I have heard stories about Mormons performing proxy baptisms of their ancestors. They have to do the research and have the person’s full name in order to do it. Supposedly this gives the restless spirit an opening to decide whether to accept the faith. I don’t really understand it fully, but it certainly supports your conjecture.
That doesn’t answer the question.
One of the comments also mentions this:
I love when someone makes a post like this and in so doing spreads misinformation of their own. The official estimates of their population have varied over time, and are pretty well documented. The last time India tried to survey the population they were able to spot 15 unique individuals from a helicopter. It’s highly unlikely they have anywhere near 500 remaining tribe members, Indian government helicopters monitor the islands regularly enough that them missing 450+ people is just highly unlikely. While it is true there’s no knowledge of real numbers of tribesmen left alive, the upper end of that range suggesting it could be as high as 500 people is based on contact and survey from many decades ago.
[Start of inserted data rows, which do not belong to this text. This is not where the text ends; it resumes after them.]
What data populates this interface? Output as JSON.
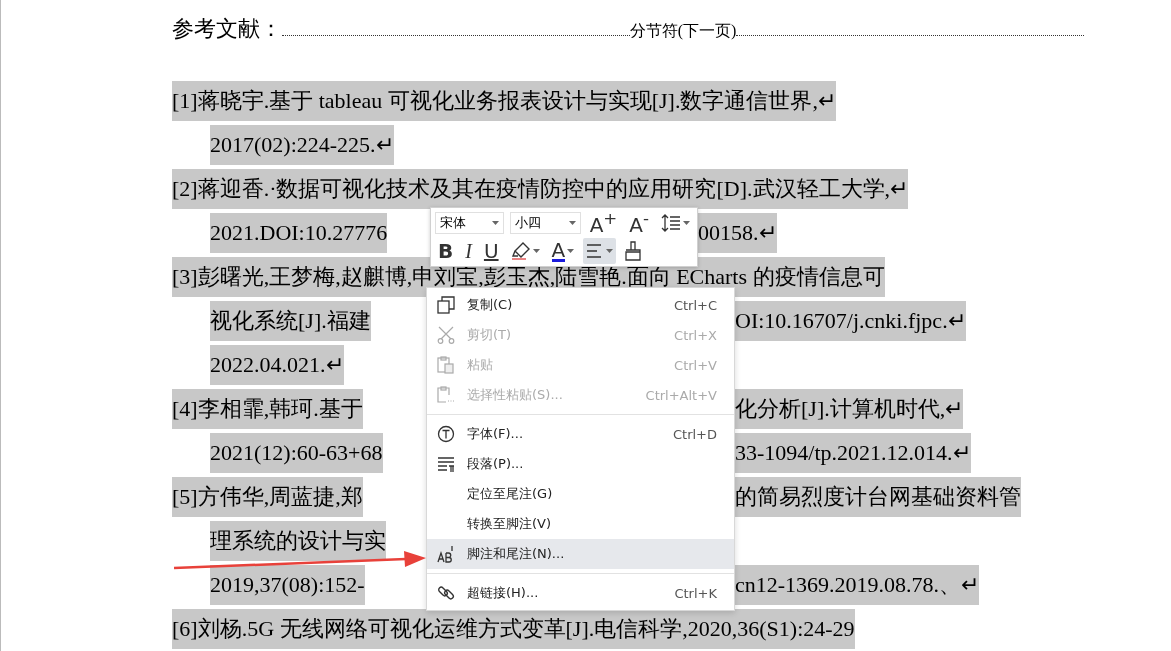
{
  "heading": {
    "title": "参考文献：",
    "section_break": "分节符(下一页)"
  },
  "lines": [
    {
      "kind": "entry",
      "selected": true,
      "text": "[1]蒋晓宇.基于 tableau 可视化业务报表设计与实现[J].数字通信世界,↵"
    },
    {
      "kind": "continuation",
      "selected": true,
      "text": "2017(02):224-225.↵"
    },
    {
      "kind": "entry",
      "selected": true,
      "text": "[2]蒋迎香.·数据可视化技术及其在疫情防控中的应用研究[D].武汉轻工大学,↵"
    },
    {
      "kind": "continuation",
      "selected": true,
      "text": "2021.DOI:10.27776",
      "right": "00158.↵"
    },
    {
      "kind": "entry",
      "selected": true,
      "text": "[3]彭曙光,王梦梅,赵麒博,申刘宝,彭玉杰,陆雪艳.面向 ECharts 的疫情信息可"
    },
    {
      "kind": "continuation",
      "selected": true,
      "text": "视化系统[J].福建",
      "right": "OI:10.16707/j.cnki.fjpc.↵"
    },
    {
      "kind": "continuation",
      "selected": true,
      "text": "2022.04.021.↵"
    },
    {
      "kind": "entry",
      "selected": true,
      "text": "[4]李相霏,韩珂.基于",
      "right": "化分析[J].计算机时代,↵"
    },
    {
      "kind": "continuation",
      "selected": true,
      "text": "2021(12):60-63+68",
      "right": "33-1094/tp.2021.12.014.↵"
    },
    {
      "kind": "entry",
      "selected": true,
      "text": "[5]方伟华,周蓝捷,郑",
      "right": "的简易烈度计台网基础资料管"
    },
    {
      "kind": "continuation",
      "selected": true,
      "text": "理系统的设计与实"
    },
    {
      "kind": "continuation",
      "selected": true,
      "text": "2019,37(08):152-",
      "right": "cn12-1369.2019.08.78.、↵"
    },
    {
      "kind": "entry",
      "selected": true,
      "text": "[6]刘杨.5G 无线网络可视化运维方式变革[J].电信科学,2020,36(S1):24-29"
    }
  ],
  "mini_toolbar": {
    "font": "宋体",
    "size": "小四",
    "row1": [
      {
        "kind": "grow",
        "label": "A$^{+}$",
        "selected": false
      },
      {
        "kind": "shrink",
        "label": "A$^{-}$",
        "selected": false
      },
      {
        "kind": "spacing",
        "selected": false
      }
    ],
    "row2": [
      {
        "kind": "bold",
        "label": "B",
        "selected": false
      },
      {
        "kind": "italic",
        "label": "I",
        "selected": false
      },
      {
        "kind": "underline",
        "label": "U",
        "selected": false
      },
      {
        "kind": "highlight",
        "selected": false
      },
      {
        "kind": "color",
        "label": "A",
        "color": "#1a1adc",
        "selected": false
      },
      {
        "kind": "align",
        "selected": true
      },
      {
        "kind": "painter",
        "selected": false
      }
    ]
  },
  "context_menu": {
    "groups": [
      [
        {
          "kind": "copy",
          "label": "复制(C)",
          "shortcut": "Ctrl+C",
          "disabled": false,
          "selected": false
        },
        {
          "kind": "scissors",
          "label": "剪切(T)",
          "shortcut": "Ctrl+X",
          "disabled": true,
          "selected": false
        },
        {
          "kind": "paste",
          "label": "粘贴",
          "shortcut": "Ctrl+V",
          "disabled": true,
          "selected": false
        },
        {
          "kind": "paste-special",
          "label": "选择性粘贴(S)...",
          "shortcut": "Ctrl+Alt+V",
          "disabled": true,
          "selected": false
        }
      ],
      [
        {
          "kind": "font",
          "label": "字体(F)...",
          "shortcut": "Ctrl+D",
          "disabled": false,
          "selected": false
        },
        {
          "kind": "paragraph",
          "label": "段落(P)...",
          "disabled": false,
          "selected": false
        },
        {
          "kind": "plain",
          "label": "定位至尾注(G)",
          "disabled": false,
          "selected": false
        },
        {
          "kind": "plain",
          "label": "转换至脚注(V)",
          "disabled": false,
          "selected": false
        },
        {
          "kind": "footnote",
          "label": "脚注和尾注(N)...",
          "disabled": false,
          "selected": true
        }
      ],
      [
        {
          "kind": "link",
          "label": "超链接(H)...",
          "shortcut": "Ctrl+K",
          "disabled": false,
          "selected": false
        }
      ]
    ]
  }
}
I find the claims about abuse without evidence just as spurious as claims that there are no abuse based on this level of spurious analysis. Many abused people have “gentle public moments”, while the people assuming there’s terrible abuse going on within the tribe are engaged in wild conjecture, you trying to apply analysis to a few frames of video and extrapolate it to an entire tribal culture is just as bad–if not worse, and frankly pretty stupid.
Again, an assumption based on only a small amount of evidence and one for which you lack any cultural or anthropological basis specific to the Sentinelese to be making the claims. Plenty of societies have stockpiles of “rare resources” that aren’t guarded. In fact in the United States a large portion of stockpiled goods are not guarded at all. Our society doesn’t have an equitable distribution of wealth or goods.
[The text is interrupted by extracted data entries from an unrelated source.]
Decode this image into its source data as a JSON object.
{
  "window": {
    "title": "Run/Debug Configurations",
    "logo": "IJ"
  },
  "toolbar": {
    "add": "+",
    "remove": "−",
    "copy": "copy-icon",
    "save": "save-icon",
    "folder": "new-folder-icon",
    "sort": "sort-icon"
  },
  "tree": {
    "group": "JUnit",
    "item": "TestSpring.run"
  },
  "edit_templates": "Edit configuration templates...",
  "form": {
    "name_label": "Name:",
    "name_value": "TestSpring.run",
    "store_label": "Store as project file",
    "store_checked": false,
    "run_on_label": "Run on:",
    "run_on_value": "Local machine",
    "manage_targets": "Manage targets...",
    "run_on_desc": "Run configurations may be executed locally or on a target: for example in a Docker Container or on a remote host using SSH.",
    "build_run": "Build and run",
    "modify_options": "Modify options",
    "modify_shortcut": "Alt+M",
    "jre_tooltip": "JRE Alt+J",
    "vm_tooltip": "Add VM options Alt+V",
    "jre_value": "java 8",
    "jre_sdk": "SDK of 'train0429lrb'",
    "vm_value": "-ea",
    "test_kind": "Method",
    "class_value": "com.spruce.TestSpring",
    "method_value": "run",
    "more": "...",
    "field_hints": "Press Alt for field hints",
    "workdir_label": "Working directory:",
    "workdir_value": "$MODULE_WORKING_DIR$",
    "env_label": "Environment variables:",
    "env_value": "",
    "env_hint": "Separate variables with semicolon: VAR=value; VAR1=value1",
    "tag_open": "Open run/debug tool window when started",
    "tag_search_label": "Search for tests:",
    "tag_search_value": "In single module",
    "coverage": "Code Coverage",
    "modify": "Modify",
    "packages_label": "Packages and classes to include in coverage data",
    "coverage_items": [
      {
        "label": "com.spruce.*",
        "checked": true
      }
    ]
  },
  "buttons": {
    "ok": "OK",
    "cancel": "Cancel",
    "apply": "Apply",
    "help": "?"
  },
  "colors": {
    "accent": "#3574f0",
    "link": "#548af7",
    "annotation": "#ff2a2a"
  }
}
Medical diagnosis via brief video clip at a distance is…fucking stupid? That woman could’ve died the next day or lost the baby to any number of causes common in primitive peoples. While we don’t have any solid evidence on the health of the Sentinelese, with maternal and infant mortality we have enough case history of almost all the rest of the human population to know that without modern medicine the Sentinelese probably do have significantly higher rates of maternal and infant mortality than we do.
Actually what little evidence we have suggests they may have lost upward of 97% of their population in 50 years. It is little evidence, so we should afford it a low confidence value, but the scant evidence we have isn’t positive.
While I’m happy to acknowledge having shamelessly snipped this from your post, and will even cop to it being a bit of a dirty trick, nothing I snipped would change the naked meaning of this sentence had I NOT snipped it; therefore, it feels like a small triumph to see someone with your posting history submit it.
It doesn’t exactly rise to the level of an assertion that an equitable distribution would be a good thing, but it’s a start.